April 7th So Boris Johnson is now in intensive care ‘as a precaution’ because he needs to be near a ventilator. One wonders how many of his many well wishers remember his March 3rd performance at the news conference where he announced with his usual braggadocio that he had just visited a hospital treating coronavirus patients and had shaken hands with everybody he met, patients included. The only surprising thing about Boris being ill is that the virus has taken so long to strike.
Responses to the news of the Prime Minister’s illness shed an interesting light on the social-psychology of the country. One commentator quoted on the news asserted without any qualification that ‘We need our leader to be well so that he can lead us through this emergency.’ Because he is ‘our leader’ he must, by definition, be able to lead us out of any emergency. His character and capabilities as leader, and how he got to be leader, are entirely beside the point. The cynics among us might point out that on his record to date Boris’s leadership is far more likely to lead us all straight to the Intensive Care Unit. We must be grateful that since March 3rd he has, at least at his news conferences, managed to sublimate his ego to the point of deferring to the experts.

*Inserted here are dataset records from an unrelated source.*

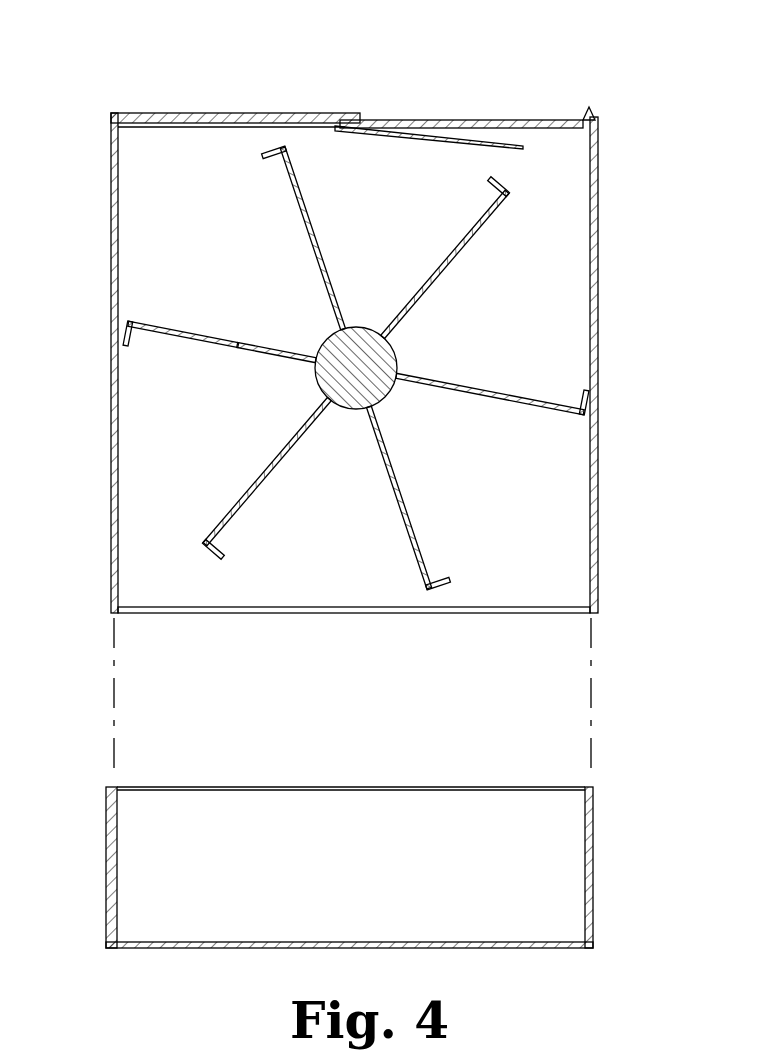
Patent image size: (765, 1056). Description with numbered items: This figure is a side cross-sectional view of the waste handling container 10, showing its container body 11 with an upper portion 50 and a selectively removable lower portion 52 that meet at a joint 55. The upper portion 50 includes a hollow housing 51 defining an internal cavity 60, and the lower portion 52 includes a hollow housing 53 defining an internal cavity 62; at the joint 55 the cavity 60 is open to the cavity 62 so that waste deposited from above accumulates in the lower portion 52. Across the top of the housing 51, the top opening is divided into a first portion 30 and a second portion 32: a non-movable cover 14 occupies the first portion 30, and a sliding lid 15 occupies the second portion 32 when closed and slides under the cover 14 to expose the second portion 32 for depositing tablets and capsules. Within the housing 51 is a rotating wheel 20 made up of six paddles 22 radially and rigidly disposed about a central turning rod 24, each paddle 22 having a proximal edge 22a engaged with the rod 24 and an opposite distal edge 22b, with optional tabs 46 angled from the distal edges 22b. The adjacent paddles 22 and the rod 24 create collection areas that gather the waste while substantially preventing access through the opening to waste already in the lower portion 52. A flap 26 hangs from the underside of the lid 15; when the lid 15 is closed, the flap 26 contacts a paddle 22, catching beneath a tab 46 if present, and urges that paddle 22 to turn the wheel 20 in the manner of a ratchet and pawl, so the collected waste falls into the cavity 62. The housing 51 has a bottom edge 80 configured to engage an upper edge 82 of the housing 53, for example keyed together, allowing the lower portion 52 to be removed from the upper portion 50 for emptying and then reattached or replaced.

The container 10 is at (703, 162).
The container body 11 is at (683, 435).
The non-movable cover 14 is at (160, 113).
The sliding lid 15 is at (425, 119).
The rotating wheel 20 is at (481, 317).
The paddles 22 is at (490, 398).
The proximal edge 22a is at (314, 358).
The distal edge 22b is at (130, 320).
The central turning rod 24 is at (398, 350).
The flap 26 is at (445, 147).
The first portion of opening 30 is at (253, 84).
The second portion of opening 32 is at (521, 95).
The tabs 46 is at (582, 392).
The upper portion 50 is at (650, 566).
The housing of upper portion 51 is at (600, 532).
The lower portion 52 is at (648, 868).
The housing of lower portion 53 is at (595, 820).
The joint 55 is at (553, 614).
The internal cavity of upper portion 60 is at (313, 576).
The internal cavity of lower portion 62 is at (228, 807).
The bottom edge 80 is at (162, 613).
The upper edge 82 is at (141, 787).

The BBC’s 1.00pm news bulletin today devoted its first twelve and a half minutes to utterly banal and repetitive coverage of the Prime Minister’s illness, during the entire course of which it managed to give no information whatever that went beyond the morning’s bulletin from 10 Downing Street, which could have been read out in thirty seconds. The endlessly puffed-up verbiage about Boris’s illness on the news is more than enough to make anybody wish Boris well and out of hospital. But one would want to do that anyway, as much for his fiancée and family as for Boris himself.